Second, and as essential as the first, is the rhythm. How do I work on rhythm? Articulation comes to mind. So does singing the part or exercise. Catching the rhythm is basic to sight reading I am finding out.

Third, and often overlooked by most of us in practice, is patient slowness. We want to play it up to speed as soon as possible. We want to sound like Clifford Brown in one of his incredible be-bop licks or take that whole Clarke etude in one breath like it indicates. But if I haven’t discovered the sound (tone) or rhythm (articulation and phrasing) it will be just a bunch of notes with no life in them. In order to get to that point, I have to take it slow! I can’t help but think of the lyrics of one of the songs in West Side Story when I hear this:
Boy, boy, crazy boy
Stay loose, boy!
Breeze it, buzz it, easy does it
Turn off the juice, boy!

So, in my lesson, what did the teacher do? He took me back to the basics, of course. Since he, like my Shell Lake mentors, was a student of the great trumpet instructor Bill Adam at Indiana University, he had me pull out the tuning slide and just “play the tube.” Breathe and let the air vibrate. Find the center of the tube- and the sound. Listen to it. Improve it. Breathe it. I could feel my sound relax and center. I could feel the tension decrease. It’s the basics, man, just the basics.

Next, still on sound, we started on long tones and long scale tones. Because of what I was hoping for, part of it was to make the sound as soft as possible. Pianissimo. Soft. Quiet. Breathe it soft. Keep the sound centered. Keep the breath moving. (Last week one of my teachers there noticed I needed to do some work on that as well. Another piece of my puzzle added.)

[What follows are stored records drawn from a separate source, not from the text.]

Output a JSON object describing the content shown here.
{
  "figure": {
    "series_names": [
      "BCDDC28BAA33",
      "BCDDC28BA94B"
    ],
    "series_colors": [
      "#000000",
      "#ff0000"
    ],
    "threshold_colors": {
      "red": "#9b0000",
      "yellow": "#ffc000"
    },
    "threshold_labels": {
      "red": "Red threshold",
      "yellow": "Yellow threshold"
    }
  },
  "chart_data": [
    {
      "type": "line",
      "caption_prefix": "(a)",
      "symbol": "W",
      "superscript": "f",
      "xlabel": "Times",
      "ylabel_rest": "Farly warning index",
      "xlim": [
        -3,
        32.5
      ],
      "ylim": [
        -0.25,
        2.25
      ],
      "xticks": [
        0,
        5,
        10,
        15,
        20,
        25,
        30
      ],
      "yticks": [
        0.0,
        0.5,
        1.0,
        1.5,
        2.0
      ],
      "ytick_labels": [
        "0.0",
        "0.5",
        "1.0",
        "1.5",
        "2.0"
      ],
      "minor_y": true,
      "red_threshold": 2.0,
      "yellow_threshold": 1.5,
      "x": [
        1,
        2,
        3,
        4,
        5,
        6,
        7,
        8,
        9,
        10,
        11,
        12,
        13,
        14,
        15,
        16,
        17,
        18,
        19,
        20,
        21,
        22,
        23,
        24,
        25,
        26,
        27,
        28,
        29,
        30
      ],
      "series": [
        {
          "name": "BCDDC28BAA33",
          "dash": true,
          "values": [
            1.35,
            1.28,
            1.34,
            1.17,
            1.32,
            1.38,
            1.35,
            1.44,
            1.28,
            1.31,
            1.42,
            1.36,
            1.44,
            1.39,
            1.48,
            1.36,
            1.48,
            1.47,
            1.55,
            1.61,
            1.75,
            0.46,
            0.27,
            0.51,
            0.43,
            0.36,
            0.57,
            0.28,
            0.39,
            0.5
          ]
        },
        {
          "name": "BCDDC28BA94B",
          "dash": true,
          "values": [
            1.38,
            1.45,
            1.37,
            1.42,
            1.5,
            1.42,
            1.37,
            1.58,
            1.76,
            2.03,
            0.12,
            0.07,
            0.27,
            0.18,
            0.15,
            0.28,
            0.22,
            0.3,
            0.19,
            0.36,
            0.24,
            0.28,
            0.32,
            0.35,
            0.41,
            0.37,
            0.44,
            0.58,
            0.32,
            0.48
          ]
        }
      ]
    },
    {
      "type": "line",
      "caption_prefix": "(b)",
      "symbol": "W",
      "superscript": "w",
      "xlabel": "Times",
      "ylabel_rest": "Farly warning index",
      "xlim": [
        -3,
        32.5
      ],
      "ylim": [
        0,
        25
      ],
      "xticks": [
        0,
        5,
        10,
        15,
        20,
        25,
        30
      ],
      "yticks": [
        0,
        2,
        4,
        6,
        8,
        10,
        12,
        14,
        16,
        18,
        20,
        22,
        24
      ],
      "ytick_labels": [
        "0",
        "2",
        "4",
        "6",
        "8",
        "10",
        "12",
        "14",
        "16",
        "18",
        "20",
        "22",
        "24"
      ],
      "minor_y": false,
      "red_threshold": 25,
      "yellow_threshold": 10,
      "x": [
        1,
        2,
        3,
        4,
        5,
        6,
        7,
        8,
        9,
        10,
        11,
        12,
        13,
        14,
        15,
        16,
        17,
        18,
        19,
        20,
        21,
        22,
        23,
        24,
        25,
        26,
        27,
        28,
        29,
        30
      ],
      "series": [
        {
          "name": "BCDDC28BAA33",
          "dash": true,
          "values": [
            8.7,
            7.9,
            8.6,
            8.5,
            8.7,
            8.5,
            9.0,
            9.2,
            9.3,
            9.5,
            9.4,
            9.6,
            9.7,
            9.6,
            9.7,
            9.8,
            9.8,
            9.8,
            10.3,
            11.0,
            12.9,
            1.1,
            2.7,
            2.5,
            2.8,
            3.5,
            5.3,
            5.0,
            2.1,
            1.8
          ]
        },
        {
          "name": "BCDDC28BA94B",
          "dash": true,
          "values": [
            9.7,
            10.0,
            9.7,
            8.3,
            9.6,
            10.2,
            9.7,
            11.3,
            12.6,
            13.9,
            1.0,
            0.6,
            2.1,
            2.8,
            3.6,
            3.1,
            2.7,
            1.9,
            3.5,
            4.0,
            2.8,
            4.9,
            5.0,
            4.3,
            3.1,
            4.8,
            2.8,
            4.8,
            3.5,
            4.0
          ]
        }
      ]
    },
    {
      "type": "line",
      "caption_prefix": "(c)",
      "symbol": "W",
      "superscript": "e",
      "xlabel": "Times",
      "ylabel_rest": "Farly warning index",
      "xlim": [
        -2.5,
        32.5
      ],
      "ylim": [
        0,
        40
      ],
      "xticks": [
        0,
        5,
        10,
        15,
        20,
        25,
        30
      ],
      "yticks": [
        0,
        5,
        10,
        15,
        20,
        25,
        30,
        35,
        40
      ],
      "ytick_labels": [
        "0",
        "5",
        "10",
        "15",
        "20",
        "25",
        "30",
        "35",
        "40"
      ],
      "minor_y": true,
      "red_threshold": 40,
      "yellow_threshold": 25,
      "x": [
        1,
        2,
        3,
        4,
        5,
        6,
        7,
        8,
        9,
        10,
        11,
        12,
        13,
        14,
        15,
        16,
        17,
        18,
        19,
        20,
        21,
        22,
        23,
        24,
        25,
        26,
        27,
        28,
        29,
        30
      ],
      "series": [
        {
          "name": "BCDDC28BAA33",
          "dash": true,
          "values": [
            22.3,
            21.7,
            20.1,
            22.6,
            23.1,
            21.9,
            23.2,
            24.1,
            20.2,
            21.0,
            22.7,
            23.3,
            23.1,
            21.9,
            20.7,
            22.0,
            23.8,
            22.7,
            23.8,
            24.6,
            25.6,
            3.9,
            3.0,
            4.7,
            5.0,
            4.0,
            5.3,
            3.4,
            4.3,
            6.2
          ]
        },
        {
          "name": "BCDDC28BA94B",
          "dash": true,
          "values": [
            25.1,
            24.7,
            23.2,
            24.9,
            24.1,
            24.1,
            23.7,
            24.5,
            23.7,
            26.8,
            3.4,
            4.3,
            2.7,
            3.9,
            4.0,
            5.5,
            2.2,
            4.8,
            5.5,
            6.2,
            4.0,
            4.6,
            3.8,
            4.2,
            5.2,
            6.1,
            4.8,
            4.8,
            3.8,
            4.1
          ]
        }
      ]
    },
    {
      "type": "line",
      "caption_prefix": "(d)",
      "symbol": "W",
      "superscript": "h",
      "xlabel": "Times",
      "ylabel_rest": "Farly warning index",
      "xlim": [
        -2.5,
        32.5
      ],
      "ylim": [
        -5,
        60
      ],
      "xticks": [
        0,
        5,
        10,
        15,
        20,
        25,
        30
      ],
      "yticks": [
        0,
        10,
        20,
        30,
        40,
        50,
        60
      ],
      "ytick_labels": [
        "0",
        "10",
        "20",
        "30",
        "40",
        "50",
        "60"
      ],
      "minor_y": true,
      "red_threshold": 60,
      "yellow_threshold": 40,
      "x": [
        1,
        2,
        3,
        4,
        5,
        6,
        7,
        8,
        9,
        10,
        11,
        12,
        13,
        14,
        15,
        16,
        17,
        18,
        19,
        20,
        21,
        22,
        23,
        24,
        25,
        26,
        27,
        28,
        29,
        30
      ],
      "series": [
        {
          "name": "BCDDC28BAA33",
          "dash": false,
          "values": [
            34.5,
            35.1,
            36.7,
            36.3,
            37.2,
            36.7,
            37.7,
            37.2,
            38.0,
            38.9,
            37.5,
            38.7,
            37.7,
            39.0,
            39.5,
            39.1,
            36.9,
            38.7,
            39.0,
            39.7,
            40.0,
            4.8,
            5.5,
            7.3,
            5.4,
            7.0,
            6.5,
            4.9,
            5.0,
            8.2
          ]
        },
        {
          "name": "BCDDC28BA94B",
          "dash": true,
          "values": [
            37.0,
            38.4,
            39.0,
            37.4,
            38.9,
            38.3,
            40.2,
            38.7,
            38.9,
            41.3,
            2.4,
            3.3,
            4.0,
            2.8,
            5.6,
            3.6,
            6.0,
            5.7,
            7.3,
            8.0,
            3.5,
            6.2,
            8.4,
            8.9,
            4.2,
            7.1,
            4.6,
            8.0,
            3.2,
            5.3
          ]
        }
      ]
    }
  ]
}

Now it’s the to add some rhythm work- articulation. He had me turn to one of the basic rhythm exercises in the Arban’s book (the ultimate basics of trumpet playing!) and play them keeping the sound and notes connected. After over 56 years of playing trumpet, I had never really ever worked on this before. (Amazing what happens when your last lesson before a few years ago was when Lyndon Johnson was president!) Listen to the sound! Keep the breath moving. Keep the notes connected as I articulate.

Finally, the overall basic for this lesson- take it slow! Don’t rush through it. Do the long tones- slowly. Do the scales and chromatics- slowly. Do the rhythm and articulation exercises- slowly. Find the way to do them slowly but with purpose and energy. Slow can be dull and boring, or it can be filled with potential energy being released.

Two weeks after that lesson I went to the Brass Festival in North Carolina- and I was knocked over by the change in my sound and breath. I do not need to be convinced of the importance of the basics. I see the results in my playing. I hear and feel the results in my playing.

The basics. Now as much as ever. Perhaps even more so now. It is easy to get the feeling that one has learned all the simple stuff. That is for beginners. No. The trumpet, as many trumpet players have said, is a very unforgiving instrument. It will be putty in your hands one day and a piece of ice unwilling to bend the next. It is always in the basics that I learn to keep moving forward. If I do nothing else with my trumpet on any given day, I must always do the basics.

It is just as true in my own daily life. I can get complacent about what I am doing or what is happening around me. I can lose the center of my life, moving into the out-of-tune sections that can lead me to boredom, fear, or just plain laziness. Each day I need to work on my own basics.
  • Sound- the tone of my life. Is my tone happy or sad, accepting or judging, willing to work with or working against others? That is the internal. It is my mood, my feelings, my inner reactions to what is happening around me. Mindfulness to these is basic.
  • Articulation- how I show it. Do I act out my internal struggles or feelings, taking it out on others, blaming others for my stuff, ignore what is my responsibility? This is the external. How I respond to others is important for it can and will impact all my relationships.
  • Patience- Stay loose and keep moving. I have to know I can’t be perfect, so don’t try to rush things in order to get past them and ignore them. Turn down the juice and keep cool.
Every day, in whatever ways I can, it is all about the basics. They are, after all, the only way to get where I want to be.